The seemingly-simple behavior of the kube-scheduler has some surprises in store
It's not, however, without its own logic -- you just have to understand what that logic is
Shipping Freight: The Very Basics of Resources
Requests and limits
Requests are a floor for resource allocation -- the minimums that must be satisfied to schedule the pod
Limits are a ceiling of what the pod's containers will be allowed to consume
Requested resources that are unused are wasted
Resources are compressible or incompressible
Exceeding limits on incompressible resources like RAM triggers container termination
Containers that try to exceed compressible resource limits like CPU are throttled
Quality of service
Quality of service (QoS) is set for you based on requests and limits
In normal operation, it has no effect* on the operation of the pod
Pods can be Best-Effort, Burstable, or Guaranteed*
Priority
Priority is user-controllable and can be positive, negative or zero
Normally referred to by name rather than number
By default there are two very-high-priority classes for node-critical and cluster-critical services
Pods get a priority of zero by default
Like QoS, priority doesn't affect normal pod operation
Sounds easy, right?
Well, first it's going to get complicated
Then it's going to get weird
Too Much Freight: Clusters Under Pressure
Things get complicated: Eviction and Preemption
Eviction is triggered by the kubelet on its own when the node comes under pressure*
* There is an eviction request API mechanism as well
Preemption is triggered by the scheduler when a high-priority pod can't be scheduled normally
Things get complicated: Scheduling is not a promise
Sometimes a pod that triggered preemption still doesn't get immediately scheduled if a higher-priority pod hits the queue first
All we are promised about a pod that is evicted or preempted is that it will go back in the scheduling queue
It may stay in the queue arbitrarily long, depending on what else is going on in the cluster
You can often buy your way out of this with some form of autoscaling
Things get weird: "Better" requests may be worse
Being more conservative with your requests can get your pods evicted more often
Pods that exceed their requests are first out the door when eviction is triggered
Setting your requests to the absolute floor can backfire
Things get weird: preemption's Don Draper moment
Eviction uses priority as part of the selection logic, but preemption doesn't use QoS
A high-priority BestEffort pod may survive preemption while a low-priority Guaranteed one is booted
Things get weird: preemption math
Before choosing pods to preempt on a candidate node, the scheduler asks "If all lower-priority pods were terminated, could the queued pod be scheduled?"

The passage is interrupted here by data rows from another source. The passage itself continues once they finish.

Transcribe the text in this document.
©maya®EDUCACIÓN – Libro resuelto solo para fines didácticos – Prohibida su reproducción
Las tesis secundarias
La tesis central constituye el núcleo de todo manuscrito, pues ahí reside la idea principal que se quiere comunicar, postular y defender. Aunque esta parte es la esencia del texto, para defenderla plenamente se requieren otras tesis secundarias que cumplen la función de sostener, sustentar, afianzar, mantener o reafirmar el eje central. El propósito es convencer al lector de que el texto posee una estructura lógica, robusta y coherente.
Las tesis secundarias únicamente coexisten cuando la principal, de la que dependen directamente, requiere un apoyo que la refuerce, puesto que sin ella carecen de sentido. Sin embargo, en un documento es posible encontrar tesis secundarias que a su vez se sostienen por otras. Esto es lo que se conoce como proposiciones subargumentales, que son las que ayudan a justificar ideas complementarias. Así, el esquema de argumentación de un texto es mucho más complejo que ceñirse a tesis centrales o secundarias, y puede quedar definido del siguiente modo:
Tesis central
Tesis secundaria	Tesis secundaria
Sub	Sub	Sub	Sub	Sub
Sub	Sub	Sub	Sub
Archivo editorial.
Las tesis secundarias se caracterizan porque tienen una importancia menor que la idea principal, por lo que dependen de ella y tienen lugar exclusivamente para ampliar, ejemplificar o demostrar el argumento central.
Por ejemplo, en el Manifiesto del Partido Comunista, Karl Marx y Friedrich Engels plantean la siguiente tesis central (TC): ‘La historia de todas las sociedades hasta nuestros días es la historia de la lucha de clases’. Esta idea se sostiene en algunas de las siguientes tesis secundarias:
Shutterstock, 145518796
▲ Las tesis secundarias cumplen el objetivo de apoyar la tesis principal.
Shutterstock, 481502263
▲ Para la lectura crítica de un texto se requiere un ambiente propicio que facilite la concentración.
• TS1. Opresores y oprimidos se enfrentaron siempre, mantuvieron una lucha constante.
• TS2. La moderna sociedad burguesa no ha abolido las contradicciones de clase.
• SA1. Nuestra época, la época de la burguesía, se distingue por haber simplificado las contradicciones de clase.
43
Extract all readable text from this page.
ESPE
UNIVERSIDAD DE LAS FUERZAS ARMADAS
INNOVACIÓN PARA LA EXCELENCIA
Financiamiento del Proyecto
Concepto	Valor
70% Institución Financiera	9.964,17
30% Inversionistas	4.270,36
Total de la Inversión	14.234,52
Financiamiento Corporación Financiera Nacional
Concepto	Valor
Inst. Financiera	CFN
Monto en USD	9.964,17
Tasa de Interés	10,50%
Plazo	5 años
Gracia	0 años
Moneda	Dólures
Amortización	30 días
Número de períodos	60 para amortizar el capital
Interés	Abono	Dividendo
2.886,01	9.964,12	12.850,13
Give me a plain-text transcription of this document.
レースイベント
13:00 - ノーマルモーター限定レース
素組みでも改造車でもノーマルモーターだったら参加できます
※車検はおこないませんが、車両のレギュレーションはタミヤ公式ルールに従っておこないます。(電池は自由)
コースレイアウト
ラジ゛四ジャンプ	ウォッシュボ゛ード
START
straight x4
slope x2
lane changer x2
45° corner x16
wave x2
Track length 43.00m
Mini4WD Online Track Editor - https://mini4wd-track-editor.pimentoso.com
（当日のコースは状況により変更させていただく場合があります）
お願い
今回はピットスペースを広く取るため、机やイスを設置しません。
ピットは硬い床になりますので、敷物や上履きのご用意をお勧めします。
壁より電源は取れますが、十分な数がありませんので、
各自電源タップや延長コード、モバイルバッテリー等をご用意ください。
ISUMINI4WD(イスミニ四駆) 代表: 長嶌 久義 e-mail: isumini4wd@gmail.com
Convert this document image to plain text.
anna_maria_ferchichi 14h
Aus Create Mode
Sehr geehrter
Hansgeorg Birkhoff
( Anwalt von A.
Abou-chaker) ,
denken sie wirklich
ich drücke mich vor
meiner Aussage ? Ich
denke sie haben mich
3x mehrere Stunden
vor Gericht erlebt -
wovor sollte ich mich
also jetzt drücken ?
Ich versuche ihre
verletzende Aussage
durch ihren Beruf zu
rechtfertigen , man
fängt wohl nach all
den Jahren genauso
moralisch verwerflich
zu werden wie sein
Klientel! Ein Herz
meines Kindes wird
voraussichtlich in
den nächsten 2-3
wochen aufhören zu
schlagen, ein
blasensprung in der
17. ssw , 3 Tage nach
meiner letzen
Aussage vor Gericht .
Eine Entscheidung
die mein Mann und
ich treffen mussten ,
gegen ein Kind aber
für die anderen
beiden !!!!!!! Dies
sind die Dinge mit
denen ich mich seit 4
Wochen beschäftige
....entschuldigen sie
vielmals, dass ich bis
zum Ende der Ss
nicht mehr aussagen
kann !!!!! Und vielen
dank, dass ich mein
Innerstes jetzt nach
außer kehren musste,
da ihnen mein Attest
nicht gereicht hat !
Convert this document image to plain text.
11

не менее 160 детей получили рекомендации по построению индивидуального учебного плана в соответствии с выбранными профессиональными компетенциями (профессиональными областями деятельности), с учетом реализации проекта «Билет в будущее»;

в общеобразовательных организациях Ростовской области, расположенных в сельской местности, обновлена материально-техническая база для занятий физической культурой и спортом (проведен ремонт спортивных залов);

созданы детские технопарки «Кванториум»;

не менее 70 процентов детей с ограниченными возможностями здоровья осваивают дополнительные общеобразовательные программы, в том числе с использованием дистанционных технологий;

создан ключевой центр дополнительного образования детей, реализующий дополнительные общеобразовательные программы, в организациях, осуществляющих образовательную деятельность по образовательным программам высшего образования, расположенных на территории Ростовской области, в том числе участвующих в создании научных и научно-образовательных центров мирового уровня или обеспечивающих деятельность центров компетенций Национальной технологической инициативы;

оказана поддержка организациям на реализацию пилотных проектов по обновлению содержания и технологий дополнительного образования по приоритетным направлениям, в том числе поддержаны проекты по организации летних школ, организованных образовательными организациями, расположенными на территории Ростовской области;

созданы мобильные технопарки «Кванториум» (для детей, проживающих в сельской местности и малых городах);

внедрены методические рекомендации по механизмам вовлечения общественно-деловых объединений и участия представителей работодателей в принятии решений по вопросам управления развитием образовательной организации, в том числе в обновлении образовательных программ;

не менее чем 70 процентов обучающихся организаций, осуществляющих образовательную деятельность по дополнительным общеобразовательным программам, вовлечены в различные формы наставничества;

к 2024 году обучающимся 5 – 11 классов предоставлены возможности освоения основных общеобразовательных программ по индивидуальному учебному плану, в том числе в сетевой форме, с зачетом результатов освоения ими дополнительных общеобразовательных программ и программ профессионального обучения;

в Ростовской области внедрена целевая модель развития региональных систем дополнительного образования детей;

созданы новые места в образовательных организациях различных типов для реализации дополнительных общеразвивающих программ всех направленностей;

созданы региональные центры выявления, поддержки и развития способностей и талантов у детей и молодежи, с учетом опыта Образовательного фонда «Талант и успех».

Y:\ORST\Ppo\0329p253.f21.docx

When other scheduling mechanisms like pod affinity or anti-affinity are in play, the scheduler may still not preempt pods
Things get weird: Eviction's Don Draper moment
Preemption will try to respect PDBs (it will go ahead and violate them if it has to though)
Node-pressure eviction doesn't care about PDBs or even terminationGracePeriodSeconds
API-initiated eviction does respect PDBs
Freight Expediting: How To Manage the Mess
Keep it simple
Make sure you can reason about the pods in your cluster and how they will get scheduled
Don't go wild creating new PriorityClasses or overly-complex affinity rules
Consider whether your resource management needs dictate separate node groups or even separate clusters
Use PDBs, but don't count on them
We've already seen instances in this talk where PDBs are not respected
PDBs won't save you from involuntary disruptions
Tune eviction thresholds on your nodes
BE VERY CAREFUL DOING THIS
Eviction thresholds are set conservatively by default and if you tune them poorly, your node availability can be affected
Test your clever ideas thoroughly
Everybody has a test environment
If you don't have one, yes you do -- where is it?
If all else fails, throw money at the problem
Remember, in normal operation, none* of this matters and everything has enough resources to schedule
The Karpenter autoscaler will actually try to choose nodes based on your workloads' needs
Bear in mind that "cluster autoscaling is connected directly to your credit card"
A New Era Arrives: What's New and What's Coming
Some things that matter for this are changing
In-place pod resizing
Dynamic resource allocation
Live pod migration?!
Model Railroading: A Quick Demo
Sign For Delivery, Please: Wrapping up
Final thoughts
Don't Panic
When you run into stuff that seems weird, it's probably because it is weird
Begin with the assumption that you're going to figure it out (although that might not mean fixing it)